The book I have decided to start with is Difference and Repetition. Sorry about the lack of critical thoughts. At present I am more concerned with understanding the book. Any thoughts, corrections, and critiques are welcome.

These reading notes are from p1-5 ‘introduction’. I am using the 2004 Continuum edition that is translated by Paul Patton.


Deleuze begins by stating that ‘repetition is not generality’ and the two need distinguished. In defining generality Deleuze claims it has two major orders, ‘the qualitative order of resemblances and quantitative order of equivalences’ (p1). It figures from this definition that repetition needs to avoid resemblances and equivalences. In generality I have the ability to express a point of view that can substitute or exchange a term. For example, I can use any human, as a particular, to express the generality that man is mortal. It is here, I believe, that generality, for Deleuze, is in the paradigm of the general and the particular. This means a generality will state a ‘fact’ about a particularity, and this particularity will have that generality.
To define repetition Deleuze writes ‘repetition is a necessary and justified conduct only in relation to that which cannot be replaced’ (p1). It is here I figure that Deleuze is aiming to remove repetition from the idea of the general and the particular, as Deleuze claims repetition ‘concerns non-exchangeable and non-substitutable singularities’ (p1). At this point Deleuze does not provide a substantial definition of a singularity, but does provide empirical examples. One of these examples is how we cannot exchange or substitute twins with one another. This means, I think, that Deleuze wants repetition to be connected with something unique and singular, ‘as Peguy says, it is not Federation Day which commemorates or represents the fall of Bastille, but the fall of the Bastille which celebrates and repeats in advance all the Federation Day’ (p2). In other words, the fall of the Bastille was a unique and singular event, and not in the order of generality. It is from here Deleuze provides his differentiation between Generality and Repetition:

‘Generality, as generality of the particular….
Repetition as universal of the singular’ (p2)

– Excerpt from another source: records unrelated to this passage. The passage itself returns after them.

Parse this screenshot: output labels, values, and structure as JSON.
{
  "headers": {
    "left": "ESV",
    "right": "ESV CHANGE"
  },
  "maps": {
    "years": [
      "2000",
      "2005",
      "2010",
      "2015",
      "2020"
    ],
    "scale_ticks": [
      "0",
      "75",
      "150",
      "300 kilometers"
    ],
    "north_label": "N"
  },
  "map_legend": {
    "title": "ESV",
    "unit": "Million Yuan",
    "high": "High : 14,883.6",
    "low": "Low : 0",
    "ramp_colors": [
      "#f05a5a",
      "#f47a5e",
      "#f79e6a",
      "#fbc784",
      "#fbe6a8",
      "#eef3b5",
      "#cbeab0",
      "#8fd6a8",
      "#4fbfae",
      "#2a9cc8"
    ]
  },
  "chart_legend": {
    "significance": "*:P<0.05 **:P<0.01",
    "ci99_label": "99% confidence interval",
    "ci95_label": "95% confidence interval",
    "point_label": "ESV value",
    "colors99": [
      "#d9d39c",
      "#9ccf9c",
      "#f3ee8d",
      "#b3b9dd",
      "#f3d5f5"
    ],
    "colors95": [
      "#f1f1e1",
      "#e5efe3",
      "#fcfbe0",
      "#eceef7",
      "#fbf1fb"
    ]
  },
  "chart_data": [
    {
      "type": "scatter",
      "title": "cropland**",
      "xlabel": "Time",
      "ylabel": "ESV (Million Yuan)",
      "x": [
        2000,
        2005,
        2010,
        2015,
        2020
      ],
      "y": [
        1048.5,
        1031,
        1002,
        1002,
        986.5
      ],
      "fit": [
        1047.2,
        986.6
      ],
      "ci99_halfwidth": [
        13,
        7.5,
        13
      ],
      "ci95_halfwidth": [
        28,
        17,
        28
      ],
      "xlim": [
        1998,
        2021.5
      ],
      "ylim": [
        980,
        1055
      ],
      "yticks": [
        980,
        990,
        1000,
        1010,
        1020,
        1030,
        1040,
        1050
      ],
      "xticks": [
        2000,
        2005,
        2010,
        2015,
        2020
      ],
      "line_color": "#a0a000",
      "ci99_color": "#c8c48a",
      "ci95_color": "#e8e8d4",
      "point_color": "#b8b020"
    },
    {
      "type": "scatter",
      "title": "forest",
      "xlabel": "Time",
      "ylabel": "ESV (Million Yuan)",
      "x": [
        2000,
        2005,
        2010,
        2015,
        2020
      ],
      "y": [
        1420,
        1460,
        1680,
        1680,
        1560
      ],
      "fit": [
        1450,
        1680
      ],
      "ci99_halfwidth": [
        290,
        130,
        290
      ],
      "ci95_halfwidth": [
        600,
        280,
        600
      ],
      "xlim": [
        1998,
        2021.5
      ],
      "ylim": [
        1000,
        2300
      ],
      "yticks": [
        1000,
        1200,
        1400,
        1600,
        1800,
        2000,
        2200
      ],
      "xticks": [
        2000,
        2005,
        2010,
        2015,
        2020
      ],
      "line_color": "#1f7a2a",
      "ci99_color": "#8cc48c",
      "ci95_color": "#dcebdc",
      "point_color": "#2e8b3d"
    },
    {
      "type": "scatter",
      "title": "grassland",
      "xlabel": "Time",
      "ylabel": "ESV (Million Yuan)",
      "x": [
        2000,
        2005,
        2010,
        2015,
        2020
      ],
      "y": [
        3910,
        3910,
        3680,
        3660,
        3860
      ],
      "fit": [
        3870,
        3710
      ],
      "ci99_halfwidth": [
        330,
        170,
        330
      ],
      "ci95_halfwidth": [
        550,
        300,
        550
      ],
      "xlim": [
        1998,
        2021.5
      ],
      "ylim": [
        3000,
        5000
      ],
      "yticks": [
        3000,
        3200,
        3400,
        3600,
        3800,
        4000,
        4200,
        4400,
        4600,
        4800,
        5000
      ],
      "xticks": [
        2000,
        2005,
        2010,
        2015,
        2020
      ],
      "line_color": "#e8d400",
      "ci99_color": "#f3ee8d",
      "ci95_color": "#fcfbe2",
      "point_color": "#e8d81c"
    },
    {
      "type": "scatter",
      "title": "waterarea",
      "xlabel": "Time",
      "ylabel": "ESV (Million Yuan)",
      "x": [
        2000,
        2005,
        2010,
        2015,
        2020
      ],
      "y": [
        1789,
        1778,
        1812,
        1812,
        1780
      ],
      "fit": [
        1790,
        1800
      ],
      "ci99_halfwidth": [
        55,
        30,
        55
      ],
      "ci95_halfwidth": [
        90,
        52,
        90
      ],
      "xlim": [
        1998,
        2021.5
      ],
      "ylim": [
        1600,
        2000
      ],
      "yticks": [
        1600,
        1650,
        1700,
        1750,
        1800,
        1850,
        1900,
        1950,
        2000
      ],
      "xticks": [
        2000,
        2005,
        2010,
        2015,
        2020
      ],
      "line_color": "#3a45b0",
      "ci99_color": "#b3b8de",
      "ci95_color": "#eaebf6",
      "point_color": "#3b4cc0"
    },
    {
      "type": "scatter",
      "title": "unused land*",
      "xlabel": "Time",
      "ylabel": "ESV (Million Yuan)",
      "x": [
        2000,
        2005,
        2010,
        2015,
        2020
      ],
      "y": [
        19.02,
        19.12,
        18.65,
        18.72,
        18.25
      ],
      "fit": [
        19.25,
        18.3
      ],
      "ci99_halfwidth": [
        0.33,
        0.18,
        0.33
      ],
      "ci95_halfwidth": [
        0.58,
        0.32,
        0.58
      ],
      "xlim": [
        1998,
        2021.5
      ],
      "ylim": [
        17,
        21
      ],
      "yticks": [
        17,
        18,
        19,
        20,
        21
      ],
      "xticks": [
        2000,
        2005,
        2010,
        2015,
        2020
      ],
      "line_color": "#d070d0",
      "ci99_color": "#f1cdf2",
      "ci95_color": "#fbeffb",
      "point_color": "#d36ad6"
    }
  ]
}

After the definitions of generality and repetition Deleuze then proceeds to associate generality with the orders of the laws, and consider the phenomenon of scientific experimentation. In this section Deleuze is careful to argue that we do not fall into the trap of connecting repetition with (natural) law. For Deleuze there requires a recognition that scientific experiments are conducted in a ‘closed environment in which phenomenon are defined in terms of a small number of chosen factors’ (p3). However, natural, or real, phenomenon occur in a open or ‘free state’ where ‘everything reacts on everything else’ (p3). In sum, we may state that scientific experiments have the ‘luxury’ of setting the conditions of the experiment. I think the point of this section is scientific experiments cannot, for Deleuze, provide the idea of repetition as unique and singular. The only repetition these experiments find is the general laws of nature, which once again brings us back to the scenario of the general and the particular. This unacceptance of the repetition of the natural can help to explain the move of repetition from the natural sphere to the moral sphere.
For Deleuze repetition in the moral sphere dreams of finding a law, or laws, that is sanctified and makes reiteration possible. Some moralists, according to Deleuze, create the ‘Good’ by aiming for a repetition that is not a ‘law of nature but a law of duty’ (p4). In other words, ‘we’ create principles, such as, for example, do not kill, that can (and ought) to be repeated as a duty. These principles are formed in the mind (i.e. idealism). Deleuze finds this an unacceptable definition of repetition as it still leaves us within the realms of generality, and, if we remember, repetition is not generality. The reason repeating principles is a generality is it is acquiring a habit. Or more accurately, the habit of acquiring habits. In addition, this form of repetition bring us back to resemblance and equivalence, the two concepts Deleuze does not want to associate with his definition of repetition. It is resemblance as we conform to a model and equivalence because we have the same elements of action once the habit is acquired (p5).